The plaintiffs, including some who are U.S. citizens, filed the proposed class action lawsuit in Los Angeles federal court in July.
"Individuals with brown skin are approached or pulled aside by unidentified federal agents, suddenly and with a show of force, and made to answer questions about who they are and where they are from," the lawsuit stated.
Mohammad Tajsar, an attorney at the American Civil Liberties Union of Southern California who helps represent the plaintiffs, vowed to continue to fight the administration's "racist deportation scheme."
"This decision is a devastating setback for our plaintiffs and communities who, for months, have been subjected to immigration stops because of the color of their skin, occupation, or the language they speak," Tajsar said.
Concurring with Monday's decision, conservative Justice Brett Kavanaugh said that "apparent ethnicity alone cannot furnish reasonable suspicion" but it can be a "'relevant factor' when considered along with other salient factors."
Kavanaugh added: "If the officers learn that the individual they stopped is a U.S. citizen or otherwise lawfully in the United States, they promptly let the individual go."
Trump's administration has repeatedly asked the Supreme Court this year to allow it to proceed with policies that lower courts have impeded after casting doubt on their legality.

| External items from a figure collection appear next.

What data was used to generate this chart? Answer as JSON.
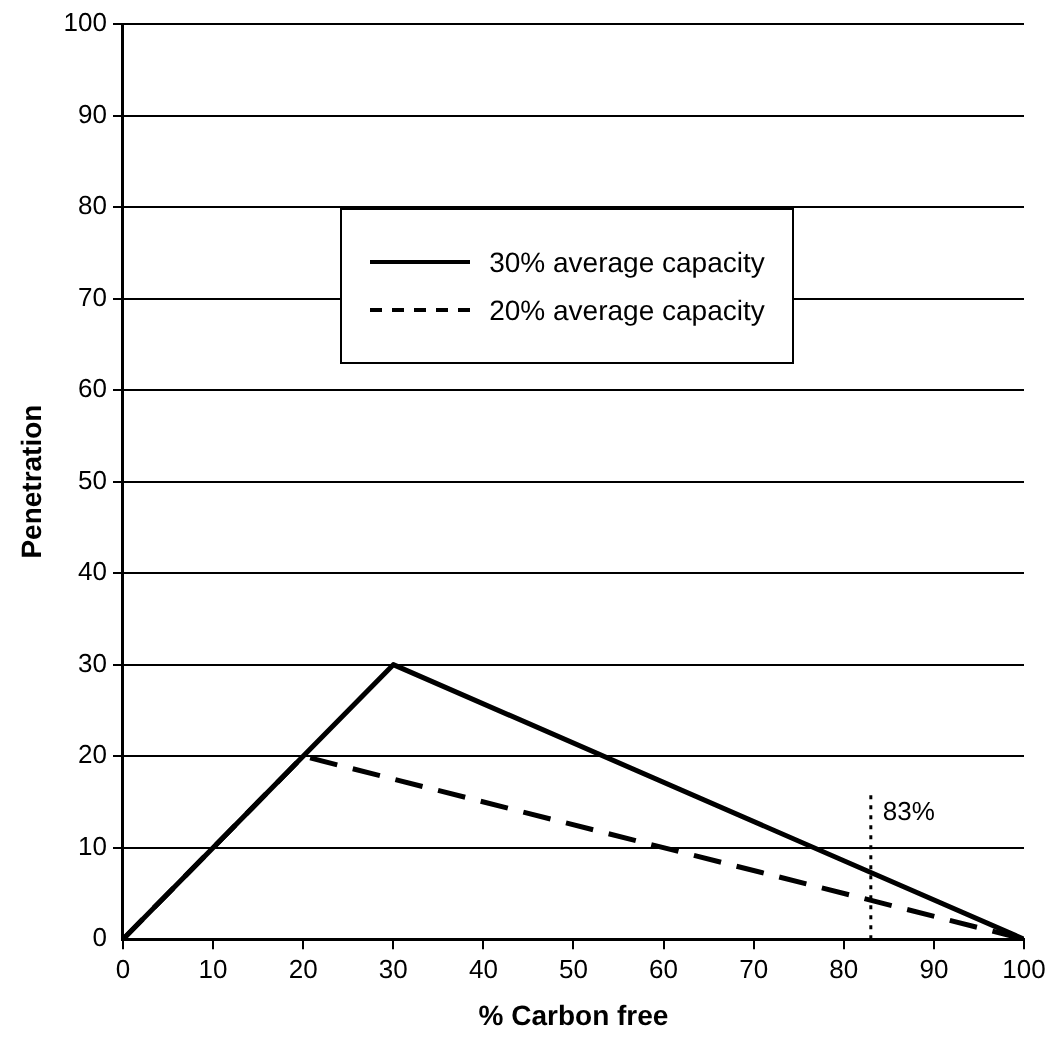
{
  "chart_data": {
    "type": "line",
    "xlabel": "% Carbon free",
    "ylabel": "Penetration",
    "xlim": [
      0,
      100
    ],
    "xticks": [
      0,
      10,
      20,
      30,
      40,
      50,
      60,
      70,
      80,
      90,
      100
    ],
    "ylim": [
      0,
      100
    ],
    "yticks": [
      0,
      10,
      20,
      30,
      40,
      50,
      60,
      70,
      80,
      90,
      100
    ],
    "series": [
      {
        "name": "30% average capacity",
        "color": "#000000",
        "x": [
          0,
          30,
          100
        ],
        "values": [
          0,
          30,
          0
        ],
        "line_style": "solid"
      },
      {
        "name": "20% average capacity",
        "color": "#000000",
        "x": [
          0,
          20,
          100
        ],
        "values": [
          0,
          20,
          0
        ],
        "line_style": "dashed"
      }
    ],
    "ref_lines": [
      {
        "axis": "x",
        "value": 83,
        "label": "83%",
        "line_style": "dotted",
        "color": "#000000"
      }
    ],
    "grid": "y",
    "legend": "top",
    "marker": "none"
  }
}
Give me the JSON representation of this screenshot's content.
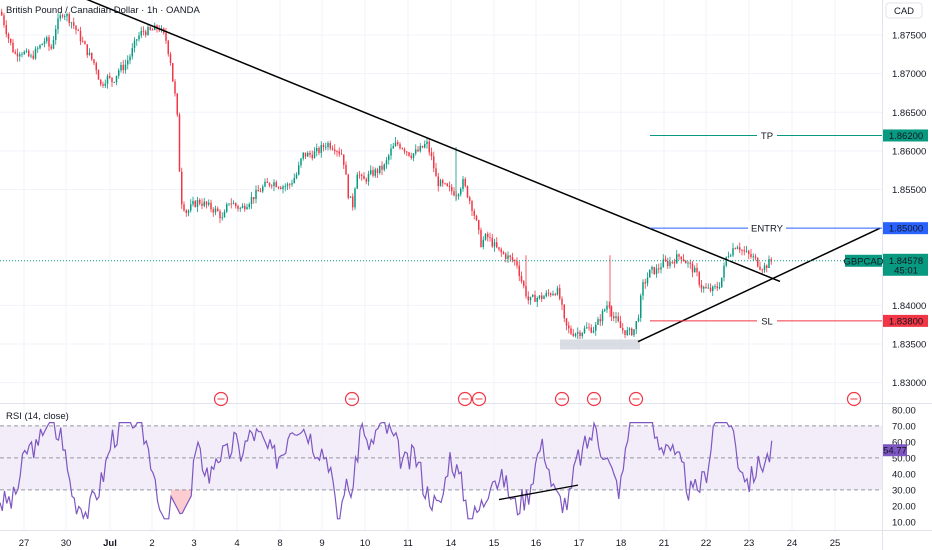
{
  "title": "British Pound / Canadian Dollar · 1h · OANDA",
  "currency": "CAD",
  "colors": {
    "up": "#089981",
    "down": "#f23645",
    "trend": "#000000",
    "entry": "#2962ff",
    "tp": "#089981",
    "sl": "#f23645",
    "rsi": "#7e57c2",
    "rsi_band": "#ede7f6",
    "price_line": "#089981",
    "support_zone": "#d1d4dc"
  },
  "price_axis": {
    "ticks": [
      "1.87500",
      "1.87000",
      "1.86500",
      "1.86000",
      "1.85500",
      "1.84000",
      "1.83500",
      "1.83000"
    ],
    "range": [
      1.8275,
      1.8785
    ]
  },
  "price_markers": {
    "tp": {
      "label": "TP",
      "value": "1.86200"
    },
    "entry": {
      "label": "ENTRY",
      "value": "1.85000"
    },
    "current": {
      "symbol": "GBPCAD",
      "value": "1.84578",
      "countdown": "45:01"
    },
    "sl": {
      "label": "SL",
      "value": "1.83800"
    }
  },
  "x_axis": {
    "labels": [
      "27",
      "30",
      "Jul",
      "2",
      "3",
      "4",
      "8",
      "9",
      "10",
      "11",
      "14",
      "15",
      "16",
      "17",
      "18",
      "21",
      "22",
      "23",
      "24",
      "25"
    ]
  },
  "rsi": {
    "title": "RSI (14, close)",
    "value": "54.77",
    "ticks": [
      "80.00",
      "70.00",
      "60.00",
      "50.00",
      "40.00",
      "30.00",
      "20.00",
      "10.00"
    ],
    "range": [
      5,
      83
    ],
    "upper": 70,
    "lower": 30,
    "mid": 50
  },
  "chart_data": {
    "type": "candlestick",
    "title": "British Pound / Canadian Dollar · 1h · OANDA",
    "symbol": "GBPCAD",
    "y_unit": "CAD",
    "ylim": [
      1.8275,
      1.8785
    ],
    "x_labels": [
      "27",
      "30",
      "Jul",
      "2",
      "3",
      "4",
      "8",
      "9",
      "10",
      "11",
      "14",
      "15",
      "16",
      "17",
      "18",
      "21",
      "22",
      "23",
      "24",
      "25"
    ],
    "price_path": [
      [
        0,
        1.878
      ],
      [
        8,
        1.8745
      ],
      [
        14,
        1.8725
      ],
      [
        20,
        1.873
      ],
      [
        30,
        1.872
      ],
      [
        45,
        1.8745
      ],
      [
        50,
        1.873
      ],
      [
        55,
        1.876
      ],
      [
        62,
        1.878
      ],
      [
        66,
        1.8775
      ],
      [
        72,
        1.8765
      ],
      [
        80,
        1.8745
      ],
      [
        88,
        1.8725
      ],
      [
        95,
        1.871
      ],
      [
        100,
        1.8685
      ],
      [
        106,
        1.8695
      ],
      [
        112,
        1.869
      ],
      [
        118,
        1.8705
      ],
      [
        124,
        1.871
      ],
      [
        130,
        1.8725
      ],
      [
        136,
        1.8745
      ],
      [
        142,
        1.8755
      ],
      [
        150,
        1.8755
      ],
      [
        158,
        1.876
      ],
      [
        165,
        1.8745
      ],
      [
        170,
        1.8715
      ],
      [
        173,
        1.868
      ],
      [
        176,
        1.866
      ],
      [
        178,
        1.859
      ],
      [
        181,
        1.8535
      ],
      [
        186,
        1.852
      ],
      [
        192,
        1.853
      ],
      [
        198,
        1.8535
      ],
      [
        205,
        1.853
      ],
      [
        212,
        1.8525
      ],
      [
        218,
        1.852
      ],
      [
        222,
        1.851
      ],
      [
        228,
        1.8535
      ],
      [
        234,
        1.853
      ],
      [
        240,
        1.8525
      ],
      [
        248,
        1.8535
      ],
      [
        256,
        1.8545
      ],
      [
        264,
        1.8555
      ],
      [
        272,
        1.856
      ],
      [
        280,
        1.8555
      ],
      [
        288,
        1.8555
      ],
      [
        296,
        1.857
      ],
      [
        302,
        1.8595
      ],
      [
        310,
        1.8595
      ],
      [
        318,
        1.86
      ],
      [
        326,
        1.861
      ],
      [
        334,
        1.8605
      ],
      [
        342,
        1.8595
      ],
      [
        348,
        1.854
      ],
      [
        352,
        1.853
      ],
      [
        356,
        1.8575
      ],
      [
        362,
        1.856
      ],
      [
        370,
        1.857
      ],
      [
        378,
        1.8575
      ],
      [
        384,
        1.858
      ],
      [
        390,
        1.86
      ],
      [
        396,
        1.861
      ],
      [
        402,
        1.8605
      ],
      [
        410,
        1.8595
      ],
      [
        418,
        1.86
      ],
      [
        426,
        1.861
      ],
      [
        432,
        1.8585
      ],
      [
        436,
        1.856
      ],
      [
        442,
        1.8555
      ],
      [
        448,
        1.855
      ],
      [
        456,
        1.8545
      ],
      [
        462,
        1.856
      ],
      [
        468,
        1.854
      ],
      [
        472,
        1.8525
      ],
      [
        476,
        1.8505
      ],
      [
        480,
        1.848
      ],
      [
        486,
        1.849
      ],
      [
        492,
        1.848
      ],
      [
        498,
        1.847
      ],
      [
        504,
        1.8465
      ],
      [
        510,
        1.846
      ],
      [
        516,
        1.8455
      ],
      [
        520,
        1.8435
      ],
      [
        524,
        1.842
      ],
      [
        528,
        1.8405
      ],
      [
        534,
        1.841
      ],
      [
        540,
        1.841
      ],
      [
        548,
        1.8415
      ],
      [
        556,
        1.842
      ],
      [
        560,
        1.8405
      ],
      [
        564,
        1.8375
      ],
      [
        570,
        1.8365
      ],
      [
        578,
        1.8365
      ],
      [
        586,
        1.837
      ],
      [
        594,
        1.837
      ],
      [
        600,
        1.8385
      ],
      [
        604,
        1.8395
      ],
      [
        608,
        1.8405
      ],
      [
        612,
        1.8385
      ],
      [
        616,
        1.838
      ],
      [
        620,
        1.837
      ],
      [
        626,
        1.8365
      ],
      [
        630,
        1.8365
      ],
      [
        634,
        1.837
      ],
      [
        638,
        1.839
      ],
      [
        642,
        1.8425
      ],
      [
        646,
        1.8435
      ],
      [
        650,
        1.8445
      ],
      [
        656,
        1.8445
      ],
      [
        662,
        1.8455
      ],
      [
        668,
        1.8455
      ],
      [
        674,
        1.846
      ],
      [
        680,
        1.8465
      ],
      [
        686,
        1.8455
      ],
      [
        690,
        1.845
      ],
      [
        696,
        1.844
      ],
      [
        700,
        1.8425
      ],
      [
        706,
        1.842
      ],
      [
        712,
        1.842
      ],
      [
        718,
        1.8425
      ],
      [
        722,
        1.844
      ],
      [
        726,
        1.8465
      ],
      [
        730,
        1.847
      ],
      [
        736,
        1.848
      ],
      [
        742,
        1.847
      ],
      [
        748,
        1.8465
      ],
      [
        754,
        1.846
      ],
      [
        760,
        1.845
      ],
      [
        764,
        1.845
      ],
      [
        768,
        1.8455
      ],
      [
        772,
        1.8458
      ]
    ],
    "series": [
      {
        "name": "GBPCAD",
        "last_price": 1.84578
      },
      {
        "name": "RSI (14, close)",
        "last_value": 54.77,
        "levels": [
          30,
          50,
          70
        ]
      }
    ],
    "annotations": [
      {
        "label": "TP",
        "value": 1.862
      },
      {
        "label": "ENTRY",
        "value": 1.85
      },
      {
        "label": "SL",
        "value": 1.838
      },
      {
        "type": "descending trendline",
        "from": {
          "x": "27",
          "y": 1.882
        },
        "to": {
          "x": "22",
          "y": 1.8435
        }
      },
      {
        "type": "ascending trendline",
        "from": {
          "x": "17",
          "y": 1.8353
        },
        "to": {
          "x": "25",
          "y": 1.85
        }
      },
      {
        "type": "support zone",
        "value": 1.8353
      }
    ]
  }
}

The court has backed Trump in most of these cases. For instance, it has allowed Trump to deport migrants to countries other than their own without offering a chance to show harms they may face and to revoke temporary legal status previously granted by the government on humanitarian grounds to hundreds of thousands of migrants.
Trump's immigration raids in Los Angeles and elsewhere have prompted panic in immigrant communities as well as protests, and have drawn lawsuits over aggressive tactics.

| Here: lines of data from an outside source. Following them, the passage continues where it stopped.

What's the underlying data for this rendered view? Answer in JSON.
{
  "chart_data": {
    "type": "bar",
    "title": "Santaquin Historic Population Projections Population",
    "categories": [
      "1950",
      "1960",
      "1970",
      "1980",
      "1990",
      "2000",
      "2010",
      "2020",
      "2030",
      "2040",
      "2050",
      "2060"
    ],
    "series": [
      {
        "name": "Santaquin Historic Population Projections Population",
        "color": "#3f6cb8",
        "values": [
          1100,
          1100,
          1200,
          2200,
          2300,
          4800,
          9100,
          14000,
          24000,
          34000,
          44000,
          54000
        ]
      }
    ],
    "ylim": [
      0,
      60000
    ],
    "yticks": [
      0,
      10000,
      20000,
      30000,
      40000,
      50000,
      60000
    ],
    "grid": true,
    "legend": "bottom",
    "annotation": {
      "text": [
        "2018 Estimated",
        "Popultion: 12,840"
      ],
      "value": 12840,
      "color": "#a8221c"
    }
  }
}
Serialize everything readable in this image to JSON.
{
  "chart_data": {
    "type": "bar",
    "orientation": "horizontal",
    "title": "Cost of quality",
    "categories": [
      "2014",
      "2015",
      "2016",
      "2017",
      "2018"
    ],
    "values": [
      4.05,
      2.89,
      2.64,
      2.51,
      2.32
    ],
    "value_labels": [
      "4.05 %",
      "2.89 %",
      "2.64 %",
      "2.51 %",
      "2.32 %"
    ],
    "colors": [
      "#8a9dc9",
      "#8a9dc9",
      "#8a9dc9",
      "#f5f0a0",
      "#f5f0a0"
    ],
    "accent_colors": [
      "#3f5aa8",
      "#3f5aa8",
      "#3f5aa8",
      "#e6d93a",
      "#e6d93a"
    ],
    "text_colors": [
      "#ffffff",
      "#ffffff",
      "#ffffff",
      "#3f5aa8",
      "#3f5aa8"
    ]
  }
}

Trump's decision to send National Guard troops and U.S. Marines into Los Angeles in response to the protests represented an extraordinary use of military force within the United States to support civilian police operations. Newsom and local officials contested the deployment as unlawful and unnecessary.
Frimpong issued the temporary restraining order halting stops or arrests based on race, language, presence at a particular location such as a car wash or tow yard, or type of work to establish "reasonable suspicion" of illegality. The San Francisco-based 9th U.S. Circuit Court of Appeals on Aug. 1 declined to lift Frimpong's order.